Deakin student gets people’s vote for arguing for Steiner’s place in architectural history
Media releaseDr Rudolf Steiner's architectural ideas and buildings may be shunned by today's architectural community but for Deakin University's PhD candidate Fiona Gray the prejudice has proved to be a winner.
Ms Gray's passionate argument as to why Steiner's work should be valued by the architectural community won her the people's choice award at the University's Three Minute Thesis competition.
Ms Gray's PhD is looking at Rudolf Steiner's architectural theories and their translation into the built form.
"Rudolf Steiner has been associated with cult ideas and some of those ideas are a bit off-beat, but his architecture, like that of Antoni Gaudi is unusual," she explained.
"You usually find people react positively or are repelled by it."
Ms Gray said part of the reason opinion was so divided was that Steiner himself was a paradox.

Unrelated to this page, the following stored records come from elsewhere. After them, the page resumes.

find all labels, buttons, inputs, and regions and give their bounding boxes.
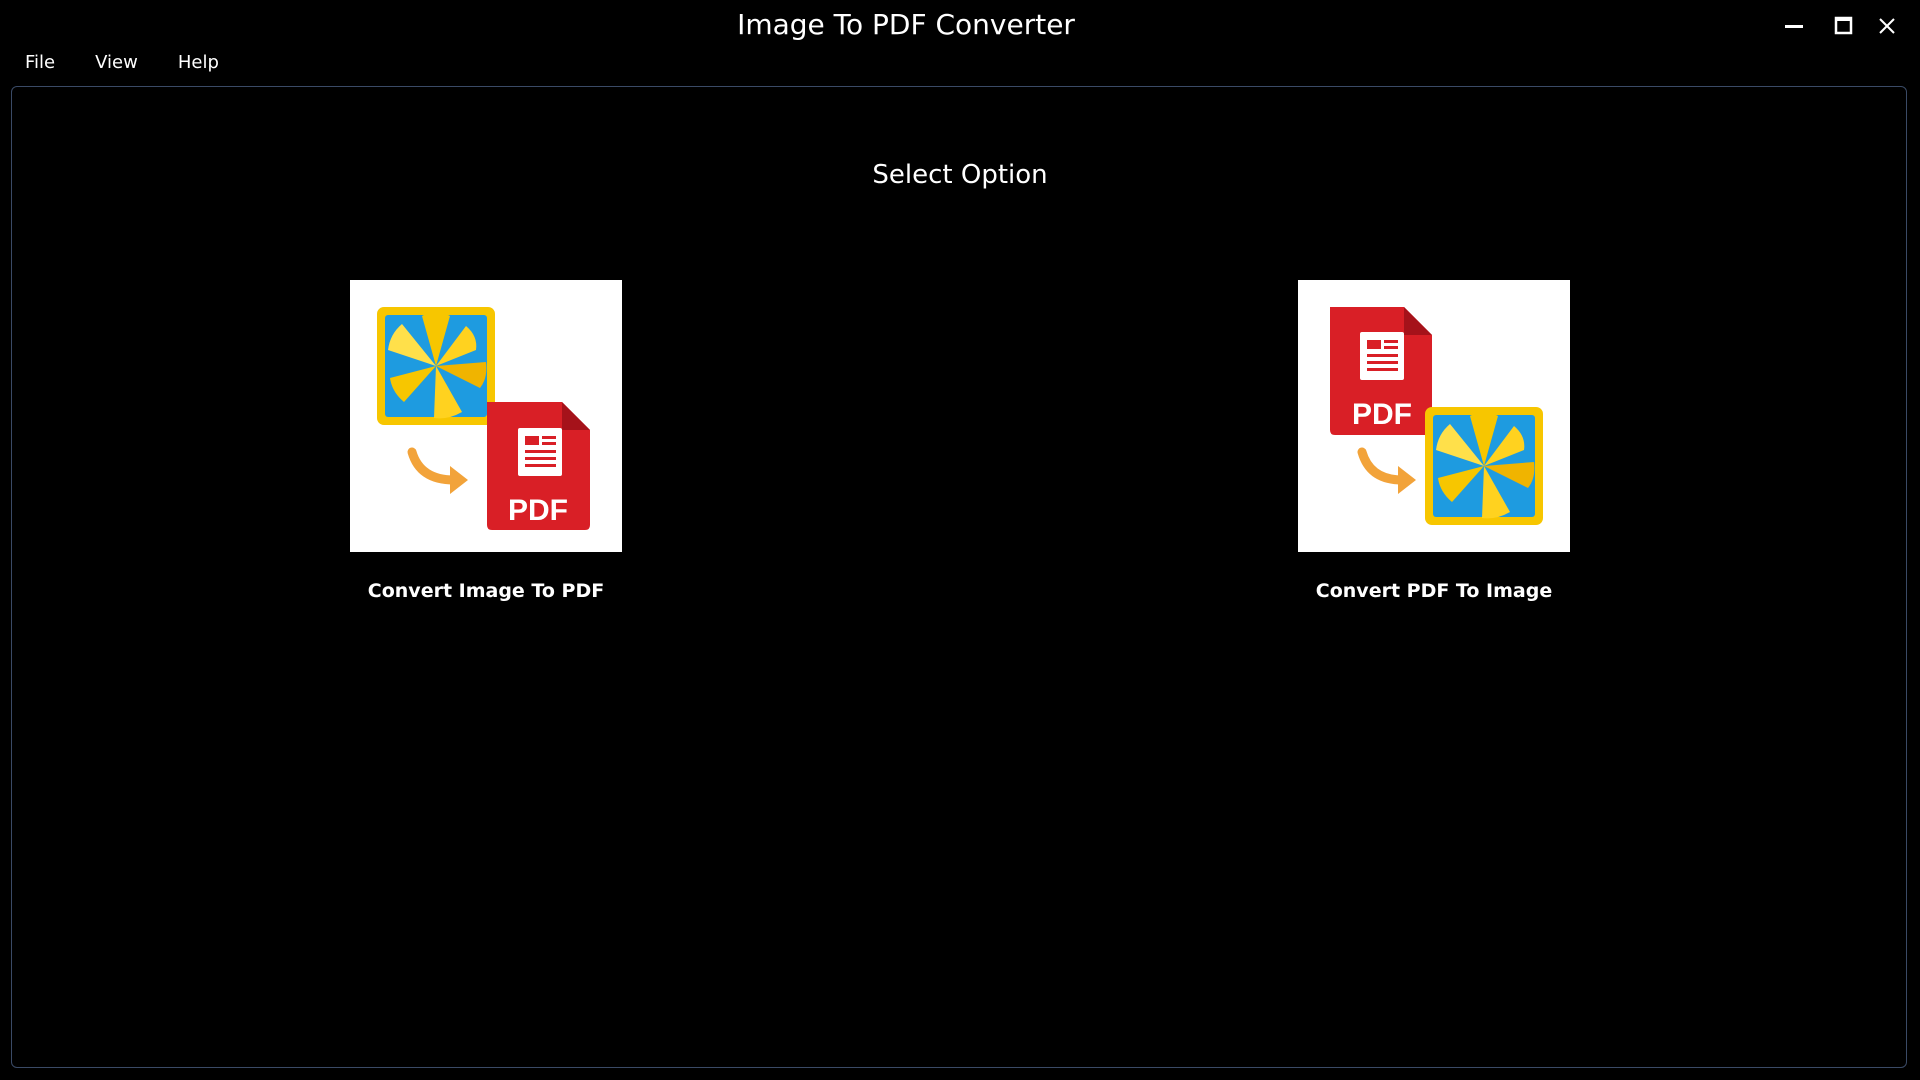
image-to-pdf-icon: PDF [377, 307, 590, 530]
title-bar: Image To PDF Converter [0, 0, 1920, 50]
svg-text:PDF: PDF [508, 494, 568, 527]
photo-icon [377, 307, 495, 425]
option-label[interactable]: Convert PDF To Image [1298, 580, 1570, 602]
menu-bar: File View Help [0, 48, 231, 78]
pdf-document-icon: PDF [487, 402, 590, 530]
arrow-icon [1357, 447, 1416, 494]
menu-help[interactable]: Help [166, 48, 231, 78]
option-tile[interactable]: PDF [1298, 280, 1570, 552]
minimize-button[interactable] [1772, 6, 1816, 46]
photo-icon [1425, 407, 1543, 525]
convert-image-to-pdf-option[interactable]: PDF Convert Image To PDF [350, 280, 622, 602]
convert-pdf-to-image-option[interactable]: PDF Convert PDF To Image [1298, 280, 1570, 602]
menu-file[interactable]: File [13, 48, 67, 78]
minimize-icon [1785, 25, 1803, 28]
close-icon [1879, 18, 1895, 34]
option-tile[interactable]: PDF [350, 280, 622, 552]
window-title: Image To PDF Converter [737, 8, 1075, 41]
maximize-icon [1834, 16, 1853, 35]
menu-view[interactable]: View [83, 48, 150, 78]
maximize-button[interactable] [1822, 6, 1866, 46]
content-frame [11, 86, 1907, 1068]
close-button[interactable] [1865, 6, 1909, 46]
arrow-icon [407, 447, 468, 494]
svg-text:PDF: PDF [1352, 398, 1412, 431]
option-label[interactable]: Convert Image To PDF [350, 580, 622, 602]
pdf-document-icon: PDF [1330, 307, 1432, 435]
page-heading: Select Option [872, 160, 1048, 190]
pdf-to-image-icon: PDF [1330, 307, 1543, 525]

"Steiner's work is rooted in a strong philosophical foundation, he studied Goethe, Kant, Nietzsche, Hegel and Shelling among others and engaged in theosophy - an alternative esoteric movement," she said.
"From these he created Anthroposophy which argues that the human intellect has the ability to contact spiritual worlds.
"At times Steiner's work demonstrates a disciplined mind of remarkable intellect while at other times his somewhat absurd ramblings read like a bizarre fiction with an unfathomable plot."
Ms Gray said Steiner's beliefs and philosophies and the difficulties in communicating and understanding his work meant the architectural community dismissed him as a deluded occultist.
"His ideas though have established a foothold in areas such as education, biodynamic agriculture and therapeutic medicine, but in architectural circles he still remains deeply misunderstood and his work has largely been censored out of the pages of architectural history," she said.
Ms Gray said in his time Steiner had produced 17 buildings, in Dornach, Switzerland a number of which were recognised in 1996 with Heritage listings.
"Steiner's buildings are organic and quite hard to define," she said.
"They were often idiosyncratic, but if you look at them you find they are expressive sculptures stemming from a holistic view that buildings should be designed from the inside out.
"Rather than presenting a formulaic approach to design, Steiner encouraged individual creative freedom."
Ms Gray said Steiner argued for instance that while a community must strive for a unified solution, one house must not be obliged to be like another.
"He envisaged an architecture capable of truly expressing a spiritual conception of modern life," she said.
"Though his ideas have met with considerable scorn and criticism, they remain powerfully present in the work of a number of contemporary organic architects for whom the Anthroposophic philosophy presents a means of moving beyond conventional ways of thinking about architecture.
"His concepts are worthy of further investigation."